A Multi-Disciplinary Workflow to Achieve the Largest, Seamless, High-Quality Presalt Image in Santos Basin, Brazil
Abstract
The Industry’s largest, seamless, high-quality Reverse Time Migration (RTM) seismic image over a
massive 34000 sq. km of Santos Basin, Brazil, has been produced by applying advanced imaging
techniques on various vintages of data. With the ever-shrinking turnaround time requirements for
seismic processing, having an effective cross-disciplinary cooperation is necessary to efficiently and
accurately image these large datasets. Understanding the response of a seismic image to velocity or
geological models, or imaging algorithms is critical for imaging the reservoir targets accurately.
Furthermore, minimizing the uncertainty associated with the resulting image is a prerequisite.

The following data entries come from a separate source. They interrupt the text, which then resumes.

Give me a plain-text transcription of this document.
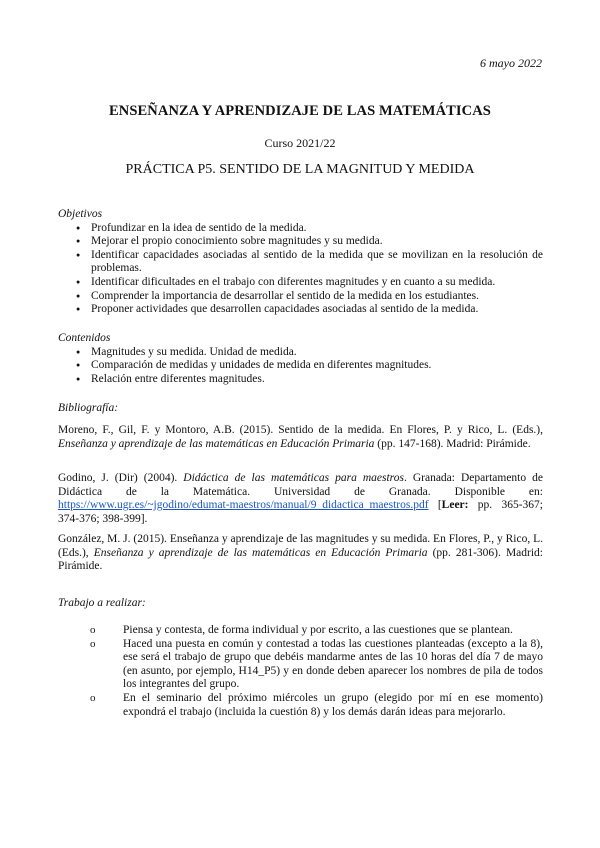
6 mayo 2022
ENSEÑANZA Y APRENDIZAJE DE LAS MATEMÁTICAS
Curso 2021/22
PRÁCTICA P5. SENTIDO DE LA MAGNITUD Y MEDIDA
Objetivos
● Profundizar en la idea de sentido de la medida.
● Mejorar el propio conocimiento sobre magnitudes y su medida.
● Identificar capacidades asociadas al sentido de la medida que se movilizan en la resolución de problemas.
● Identificar dificultades en el trabajo con diferentes magnitudes y en cuanto a su medida.
● Comprender la importancia de desarrollar el sentido de la medida en los estudiantes.
● Proponer actividades que desarrollen capacidades asociadas al sentido de la medida.
Contenidos
● Magnitudes y su medida. Unidad de medida.
● Comparación de medidas y unidades de medida en diferentes magnitudes.
● Relación entre diferentes magnitudes.
Bibliografía:

Moreno, F., Gil, F. y Montoro, A.B. (2015). Sentido de la medida. En Flores, P. y Rico, L. (Eds.), Enseñanza y aprendizaje de las matemáticas en Educación Primaria (pp. 147-168). Madrid: Pirámide.

Godino, J. (Dir) (2004). Didáctica de las matemáticas para maestros. Granada: Departamento de Didáctica de la Matemática. Universidad de Granada. Disponible en: https://www.ugr.es/~jgodino/edumat-maestros/manual/9_didactica_maestros.pdf [Leer: pp. 365-367; 374-376; 398-399].

González, M. J. (2015). Enseñanza y aprendizaje de las magnitudes y su medida. En Flores, P., y Rico, L. (Eds.), Enseñanza y aprendizaje de las matemáticas en Educación Primaria (pp. 281-306). Madrid: Pirámide.

Trabajo a realizar:
o Piensa y contesta, de forma individual y por escrito, a las cuestiones que se plantean.
o Haced una puesta en común y contestad a todas las cuestiones planteadas (excepto a la 8), ese será el trabajo de grupo que debéis mandarme antes de las 10 horas del día 7 de mayo (en asunto, por ejemplo, H14_P5) y en donde deben aparecer los nombres de pila de todos los integrantes del grupo.
o En el seminario del próximo miércoles un grupo (elegido por mí en ese momento) expondrá el trabajo (incluida la cuestión 8) y los demás darán ideas para mejorarlo.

Additional challenges involved with the processing of large datasets are the High Performance
Computing (HPC) and Quality Control (QC) requirements. To ensure production of quality images in a
timely manner, real time analytics are needed to manage HPC throughput, disk utilization, and QC of
seismic images. This results in the need for workflows across multi-disciplinary teams efficiently
contributing to and creating the required seismic images. The use of such a workflow on a large seismic
dataset over the Santos Basin is outlined here.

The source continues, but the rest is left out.